This recipe is an enhanced version of the mee pok sold everywhere! The tender pork loin is marinated in a mixture of bicarbonate of soda and water and then seasoned with wine, black pepper and seasoning sauce. The meat is then pan-fried and sliced. The noodles are blanched before serving all the components together.
Cuisine : Asian Course : Main Skill Level : Novice
Prep : 70 mins Cook : 20 mins Ready in : 90 mins Serves : 3
- 6 pieces of Pork Loin (80g each or 6 pieces of Pork Fillet)
- ½ tsp Bicarbonate Soda
- 2 tbsp Water
- 1 tbsp Ginger Juice
- 1 tbsp Maggi Seasoning Sauce
- ½ tsp Coarse Ground Black Pepper
- 1 tsp Shaoxing Wine
- 1 tbsp Corn Starch
- Oil (for cooking)
- 1 packet of Dried Mee Pok Noodles (about 100g each)
- 100ml Water
- 1 tsp Maggi Concentrated Chicken Stock
- 80g XO Sauce
- Kai Lan or Taiwanese Baby Cabbage (Xiao Bai Cai), blanched
- Chopped Spring Onions (for garnish)
- Mix bicarbonate of soda with 2tbsps water, use the mixture to marinate the pork loin for an hour. Add ginger juice, MAGGI Seasoning Sauce, black pepper and shaoxing wine to the meat. Toss evenly and stir in cornstarch.

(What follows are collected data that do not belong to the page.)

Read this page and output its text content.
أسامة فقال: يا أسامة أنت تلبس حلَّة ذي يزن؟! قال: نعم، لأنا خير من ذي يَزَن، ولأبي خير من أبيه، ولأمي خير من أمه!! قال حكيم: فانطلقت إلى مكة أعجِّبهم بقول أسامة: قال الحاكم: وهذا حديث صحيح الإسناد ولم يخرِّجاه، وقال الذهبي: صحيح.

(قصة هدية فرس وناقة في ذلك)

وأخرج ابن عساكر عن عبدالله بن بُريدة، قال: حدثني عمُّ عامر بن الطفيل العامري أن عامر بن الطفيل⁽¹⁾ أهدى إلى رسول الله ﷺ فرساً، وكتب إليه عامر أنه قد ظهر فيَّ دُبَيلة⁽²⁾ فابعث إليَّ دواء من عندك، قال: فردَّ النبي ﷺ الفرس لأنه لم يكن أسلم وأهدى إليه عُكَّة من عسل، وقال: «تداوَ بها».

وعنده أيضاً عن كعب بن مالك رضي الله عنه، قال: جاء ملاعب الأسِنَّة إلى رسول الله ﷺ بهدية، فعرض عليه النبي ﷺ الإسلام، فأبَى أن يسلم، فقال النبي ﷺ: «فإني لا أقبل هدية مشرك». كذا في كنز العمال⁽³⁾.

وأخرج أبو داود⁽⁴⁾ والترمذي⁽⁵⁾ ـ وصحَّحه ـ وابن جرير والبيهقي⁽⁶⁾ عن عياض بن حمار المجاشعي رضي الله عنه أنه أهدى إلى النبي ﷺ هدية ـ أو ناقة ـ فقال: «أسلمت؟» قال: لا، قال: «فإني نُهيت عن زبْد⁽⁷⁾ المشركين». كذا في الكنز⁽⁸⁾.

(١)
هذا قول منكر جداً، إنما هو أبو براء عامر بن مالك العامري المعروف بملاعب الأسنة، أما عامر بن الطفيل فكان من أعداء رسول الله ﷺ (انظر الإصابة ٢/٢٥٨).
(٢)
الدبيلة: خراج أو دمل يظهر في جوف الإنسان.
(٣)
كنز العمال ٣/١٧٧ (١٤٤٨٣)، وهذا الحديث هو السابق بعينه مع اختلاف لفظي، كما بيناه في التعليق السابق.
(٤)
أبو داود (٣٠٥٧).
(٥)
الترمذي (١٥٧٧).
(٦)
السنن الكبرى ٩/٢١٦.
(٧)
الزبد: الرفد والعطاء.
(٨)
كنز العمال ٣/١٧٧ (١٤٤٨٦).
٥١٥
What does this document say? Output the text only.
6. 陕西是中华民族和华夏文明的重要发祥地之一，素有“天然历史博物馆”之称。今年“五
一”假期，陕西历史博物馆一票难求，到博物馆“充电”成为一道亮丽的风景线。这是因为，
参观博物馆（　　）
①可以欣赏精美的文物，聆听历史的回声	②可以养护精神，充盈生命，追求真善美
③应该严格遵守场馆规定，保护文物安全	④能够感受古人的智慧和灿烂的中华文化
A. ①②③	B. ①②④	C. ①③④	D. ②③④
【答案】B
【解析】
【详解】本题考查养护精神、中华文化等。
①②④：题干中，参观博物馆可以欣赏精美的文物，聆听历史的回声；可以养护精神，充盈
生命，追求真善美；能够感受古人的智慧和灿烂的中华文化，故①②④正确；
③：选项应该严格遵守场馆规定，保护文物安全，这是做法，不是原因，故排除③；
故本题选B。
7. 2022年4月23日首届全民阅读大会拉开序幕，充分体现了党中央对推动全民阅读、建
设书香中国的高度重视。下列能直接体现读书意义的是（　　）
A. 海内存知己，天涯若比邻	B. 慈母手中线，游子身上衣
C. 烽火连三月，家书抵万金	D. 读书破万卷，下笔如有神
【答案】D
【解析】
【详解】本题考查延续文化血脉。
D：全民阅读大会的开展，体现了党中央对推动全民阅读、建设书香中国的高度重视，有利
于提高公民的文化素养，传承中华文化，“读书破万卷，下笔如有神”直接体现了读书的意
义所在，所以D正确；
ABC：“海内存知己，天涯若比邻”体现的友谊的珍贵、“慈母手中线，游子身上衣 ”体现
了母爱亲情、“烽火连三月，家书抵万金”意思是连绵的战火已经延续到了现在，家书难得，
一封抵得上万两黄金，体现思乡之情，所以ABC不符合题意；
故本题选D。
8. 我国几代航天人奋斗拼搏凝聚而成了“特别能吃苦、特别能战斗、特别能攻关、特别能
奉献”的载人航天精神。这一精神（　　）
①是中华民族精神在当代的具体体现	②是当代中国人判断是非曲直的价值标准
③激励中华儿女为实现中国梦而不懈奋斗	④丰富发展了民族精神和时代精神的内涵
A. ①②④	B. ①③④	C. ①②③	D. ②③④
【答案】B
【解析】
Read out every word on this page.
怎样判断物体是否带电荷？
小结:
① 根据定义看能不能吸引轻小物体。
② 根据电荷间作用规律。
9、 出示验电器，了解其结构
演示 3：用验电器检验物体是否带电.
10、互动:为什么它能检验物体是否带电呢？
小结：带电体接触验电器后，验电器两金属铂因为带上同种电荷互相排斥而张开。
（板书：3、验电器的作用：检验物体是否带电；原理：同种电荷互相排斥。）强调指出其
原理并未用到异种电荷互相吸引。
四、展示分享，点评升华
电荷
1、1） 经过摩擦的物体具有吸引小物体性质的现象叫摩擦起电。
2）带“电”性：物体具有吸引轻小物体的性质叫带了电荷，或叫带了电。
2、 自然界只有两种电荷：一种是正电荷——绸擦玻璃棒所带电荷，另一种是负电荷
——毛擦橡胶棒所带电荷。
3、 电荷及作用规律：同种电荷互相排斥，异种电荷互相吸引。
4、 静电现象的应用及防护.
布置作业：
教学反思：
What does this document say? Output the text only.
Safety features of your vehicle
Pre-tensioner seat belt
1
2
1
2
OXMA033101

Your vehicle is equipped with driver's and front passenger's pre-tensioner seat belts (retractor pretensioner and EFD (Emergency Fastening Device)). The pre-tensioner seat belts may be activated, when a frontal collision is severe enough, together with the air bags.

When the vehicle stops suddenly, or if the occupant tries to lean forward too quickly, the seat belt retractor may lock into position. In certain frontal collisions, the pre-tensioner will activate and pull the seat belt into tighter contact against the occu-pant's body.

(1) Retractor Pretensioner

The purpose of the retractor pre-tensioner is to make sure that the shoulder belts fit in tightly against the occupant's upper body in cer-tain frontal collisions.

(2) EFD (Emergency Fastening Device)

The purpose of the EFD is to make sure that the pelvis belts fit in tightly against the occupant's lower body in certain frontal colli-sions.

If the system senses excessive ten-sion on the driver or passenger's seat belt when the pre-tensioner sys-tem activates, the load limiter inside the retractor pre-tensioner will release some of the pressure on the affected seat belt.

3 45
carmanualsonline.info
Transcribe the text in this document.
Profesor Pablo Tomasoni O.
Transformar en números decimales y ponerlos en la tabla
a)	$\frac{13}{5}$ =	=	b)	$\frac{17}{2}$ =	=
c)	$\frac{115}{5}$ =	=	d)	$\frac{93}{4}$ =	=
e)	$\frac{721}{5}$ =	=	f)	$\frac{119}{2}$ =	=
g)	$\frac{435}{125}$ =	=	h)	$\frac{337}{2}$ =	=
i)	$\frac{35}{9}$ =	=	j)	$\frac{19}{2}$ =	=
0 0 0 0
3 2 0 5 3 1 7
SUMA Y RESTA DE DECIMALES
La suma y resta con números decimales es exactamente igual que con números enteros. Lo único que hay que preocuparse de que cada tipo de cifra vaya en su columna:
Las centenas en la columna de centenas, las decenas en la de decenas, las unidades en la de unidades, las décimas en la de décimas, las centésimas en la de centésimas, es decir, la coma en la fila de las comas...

- Heat oil in frying pan, pan fry the pork chops till cook. Set aside and keep warm.
- Combine water with Maggi Concentrated Chicken Stock. Bring to the boil and add the chili oil and XO Sauce.
- Bring a large pot of water to boil. Blanch noodles for 30 seconds and transfer to XO sauce. Braised noodles for 2 minutes until cooked.
- Divide noodles into 4 portions. Top up noodles with blanched Taiwanese cabbage and sliced pork chops. Garnish with spring onions and serve.